Le Kabuki aujourd’hui
Vous pouvez vivre en personne l’expérience du Kabuki à Tokyo en assistant à une pièce au Kabukiza (quartier de Ginza). Le Kabuki est rendu très accessible aux non-initiés par plusieurs aspects.
Une pièce peut durer jusqu’à 4 heures ; une longueur qui refroidit pas mal de personnes. C’est pourquoi il est possible d’acheter un ticket uniquement pour un acte. En plus d’être bien moins chers (autour de 1500 yens contre 4000 yens pour la catégorie la plus basse – les prix pouvant s’envoler à plus 20000 yens), ils permettent d’entrer en douceur dans l’univers du Kabuki. Ces tickets sont en vente le jour de la représentation, quelques heures avant que l’acte ne soit joué.
Sachez également que des tablettes numériques sont disponibles à la location. Sur celles-ci, vous pourrez lire en anglais le script en même temps que les lignes sont prononcées par les acteurs. Un genre de sous-titrage en temps réel, précieux pour nous tous. En effet, même si vous pratiquez la langue avec brio, le langage utilisé dans les pièces peut être très ancien et est parfois même incompréhensible des Japonais.
C’est pourquoi cette tablette est pareillement disponible à la location dans sa langue originelle. Comptez 500 yens et quelque 1000 yens de caution pour profiter du sous-titrage ainsi que d’autres explications sur le genre en général ou sur la pièce plus précisément. Le prix est le même que vous assistiez à la pièce entière ou seulement un acte.
Vous pouvez aussi observer le Kabuki au plus proche de son art en vous rendant dans la galerie située dans la tour Kabukiza (accessible depuis le marché se situant en dessous du théâtre – sortie de métro Higashi Ginza sur les lignes Hibiya et Asakusa). Dans ce musée, vous pourrez explorer la reproduction d’une scène de Kabuki, porter d’authentiques accessoires et costumes utilisés par les acteurs du Kabukiza. Attention cependant au poids : en effet, une tenue complète comme le costume de Agemaki de l’oeuvre « Sukeroku Yukari no Edo Zakura » (photo en début d’article) pèse 33.5 kg. Imaginez alors le poids d’une amure…

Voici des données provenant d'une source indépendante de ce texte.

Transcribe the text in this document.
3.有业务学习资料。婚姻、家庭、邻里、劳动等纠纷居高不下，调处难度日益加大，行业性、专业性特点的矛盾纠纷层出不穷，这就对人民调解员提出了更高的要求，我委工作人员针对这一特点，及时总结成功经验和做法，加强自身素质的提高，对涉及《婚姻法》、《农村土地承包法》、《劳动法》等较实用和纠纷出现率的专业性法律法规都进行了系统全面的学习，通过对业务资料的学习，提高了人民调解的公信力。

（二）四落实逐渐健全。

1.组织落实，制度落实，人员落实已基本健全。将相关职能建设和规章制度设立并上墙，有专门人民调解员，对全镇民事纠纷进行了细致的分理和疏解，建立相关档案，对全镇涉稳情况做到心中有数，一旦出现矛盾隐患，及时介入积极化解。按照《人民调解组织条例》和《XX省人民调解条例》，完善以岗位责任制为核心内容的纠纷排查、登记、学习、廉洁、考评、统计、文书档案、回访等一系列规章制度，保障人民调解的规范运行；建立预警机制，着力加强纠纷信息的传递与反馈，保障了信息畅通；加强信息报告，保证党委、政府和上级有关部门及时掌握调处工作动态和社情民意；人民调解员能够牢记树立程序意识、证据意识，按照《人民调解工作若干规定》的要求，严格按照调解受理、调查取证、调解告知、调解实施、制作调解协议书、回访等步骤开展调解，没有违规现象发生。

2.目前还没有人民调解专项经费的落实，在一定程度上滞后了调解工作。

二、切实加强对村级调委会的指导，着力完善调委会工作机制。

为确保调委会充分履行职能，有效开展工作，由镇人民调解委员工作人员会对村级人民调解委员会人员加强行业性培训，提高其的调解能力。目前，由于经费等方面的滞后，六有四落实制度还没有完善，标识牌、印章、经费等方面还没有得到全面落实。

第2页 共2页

D’ailleurs vous trouverez dans la galerie d’intéressantes vidéos qui vous expliqueront la préparation des acteurs et les dessous de certaines mises en scènes. Également, les « tours de magie » du Kabuki vous serons exposés avec la mise à disposition de différents instruments.
Si vous voulez plus amples informations sur le Kabuki à l’air d’Edo, vous pourrez vous rendre au Edo-Tokyo Museum afin de contempler la devanture du mythique Nakamura-za (du moins sa reproduction) et même visiter son intérieur ! Vous pourrez aussi vous rendre compte de la beauté des machineries de l’époque en contemplant les astucieuses maquettes exposées… certaines sont même animées et donnent une idée très précise du Kabuki à l’ère d’Edo.